Tehachapi correctional officer Sarah Coogle spoke to the media in October 2018 after a Kern County Superior Court judge approved a preliminary injunction filed by her attorney, Arnold Peter, background, prohibiting the California Department of Corrections and Rehabilitation from applying one of its policies against Coogle. The policy prohibited her from being allowed light duty while pregnant. Sarah Coogle is a female corrections officer assigned to an all-male super-maximum security prison who lost her unborn baby during an incident while responding to an inmate fight.

A bill authored by Assemblyman Rudy Salas that will provide reasonable working accommodations for all pregnant correctional officers passed the Assembly Committee on Public Employment and Retirement Tuesday.

Assembly Bill 1906 will require the California Department of Corrections and Rehabilitation to provide light-duty accommodations to all pregnant correctional officers, removing the possibility that correctional officers will face the decision in the future to continue working in a job that could risk their babies’ health, take a demotion or take a leave absence — further providing protections to end gender discrimination against pregnant correctional officers in the workplace.

Salas, D-Bakersfield, introduced the legislation after Sarah Coogle, a former correctional officer at the California Correctional Institution in Tehachapi, sued the California Department of Corrections and Rehabilitation, alleging that she was denied the opportunity to take a light-duty assignment while pregnant. Coogle, at seven months pregnant, fell while responding to a fight between two inmates, which led to the loss of her child.

Until 2015, CDCR allowed pregnant officers to work light-duty assignments.

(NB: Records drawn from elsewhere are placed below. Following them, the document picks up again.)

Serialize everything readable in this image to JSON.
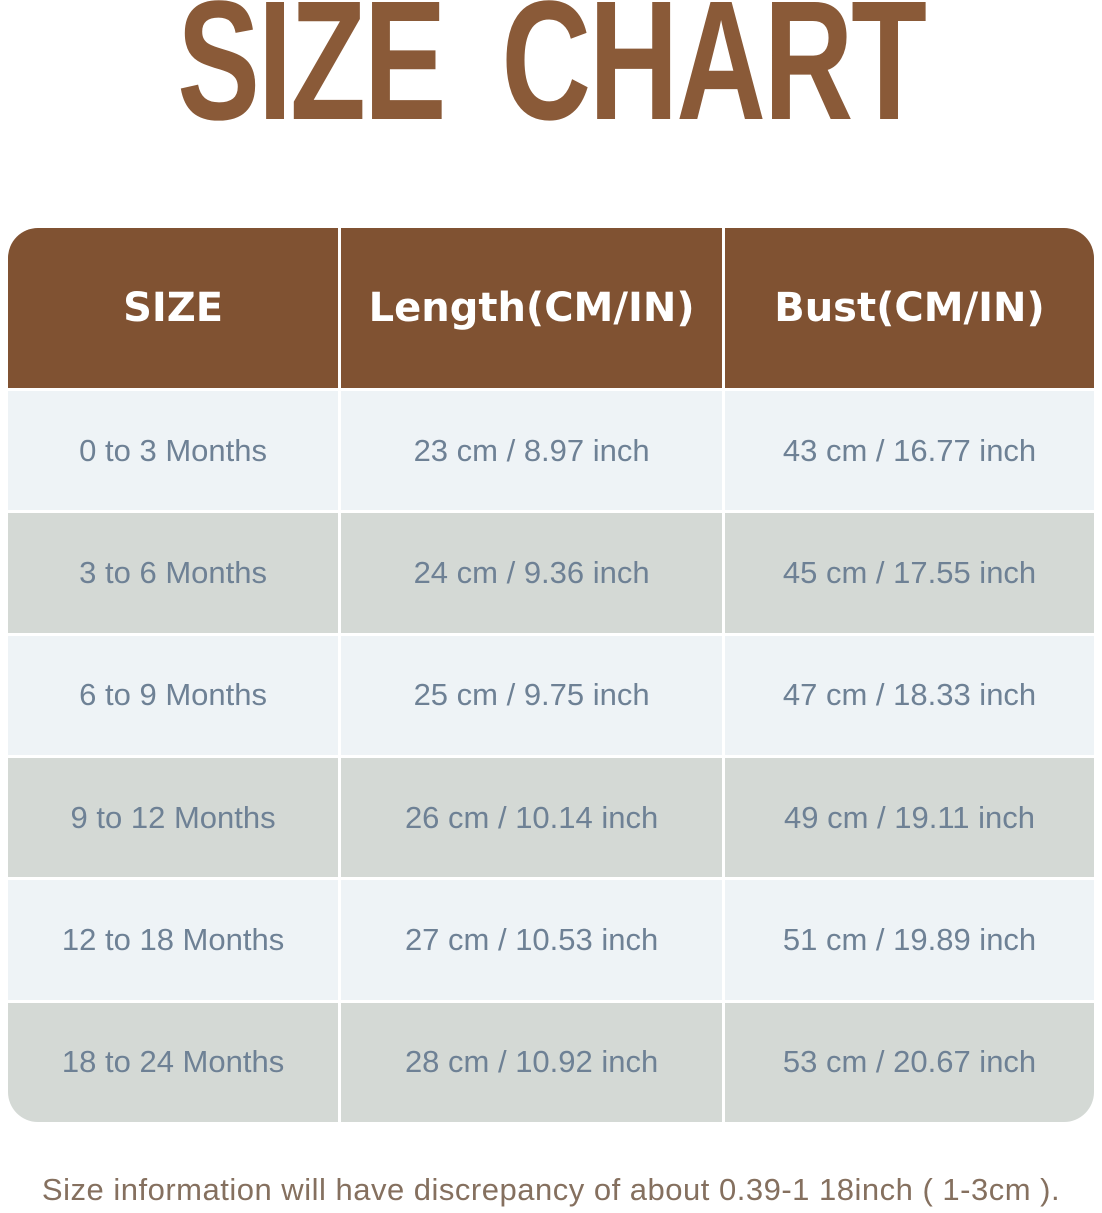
{
  "title": "SIZE CHART",
  "colors": {
    "title_color": "#8a5a38",
    "header_bg": "#805232",
    "header_text": "#ffffff",
    "row_light": "#eef3f6",
    "row_gray": "#d4d9d5",
    "cell_text": "#6e8195",
    "footer_text": "#85705f",
    "page_bg": "#ffffff"
  },
  "table": {
    "columns": [
      "SIZE",
      "Length(CM/IN)",
      "Bust(CM/IN)"
    ],
    "rows": [
      [
        "0 to 3 Months",
        "23 cm / 8.97 inch",
        "43 cm / 16.77 inch"
      ],
      [
        "3 to 6 Months",
        "24 cm / 9.36 inch",
        "45 cm / 17.55 inch"
      ],
      [
        "6 to 9 Months",
        "25 cm / 9.75 inch",
        "47 cm / 18.33 inch"
      ],
      [
        "9 to 12 Months",
        "26 cm / 10.14 inch",
        "49 cm / 19.11 inch"
      ],
      [
        "12 to 18 Months",
        "27 cm / 10.53 inch",
        "51 cm / 19.89 inch"
      ],
      [
        "18 to 24 Months",
        "28 cm / 10.92 inch",
        "53 cm / 20.67 inch"
      ]
    ]
  },
  "footer_note": "Size information will have discrepancy of about 0.39-1 18inch ( 1-3cm )."
}
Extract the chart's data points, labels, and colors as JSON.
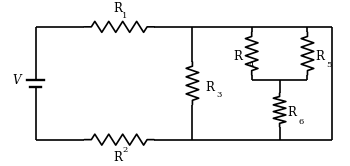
{
  "bg_color": "#ffffff",
  "line_color": "#000000",
  "line_width": 1.2,
  "text_color": "#000000",
  "font_size": 8.5,
  "figsize": [
    3.5,
    1.66
  ],
  "dpi": 100,
  "xlim": [
    0,
    10
  ],
  "ylim": [
    0,
    5
  ]
}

“The practice of denying working accommodations to pregnant correctional officers is appalling, discriminatory and unacceptable,” said Salas in a news release. “I am pleased to see the Legislature move one step closer to ending this senseless practice and creating an equal working environment for all correctional officers.”

After being denied reasonable accommodations for work while she was pregnant, CDCR informed the correctional officer that she “could stay in her current position and work until five weeks before her due date, accept a demotion that would result in less pay and loss of benefits, or take leave. Because the correctional officer couldn’t afford to go on leave, she stayed in her current position," according to a Salas news release.

A Kern County Superior Court judge ruled in Coogle’s favor. A class action lawsuit has also been filed in the Los Angeles Superior Court on behalf of six women who were denied common accommodations while they were pregnant. A judge has issued a temporary injunction that makes light-duty assignments available to the six women who sued the state.

AB 1906 will be heard next in the Assembly Appropriations Committee.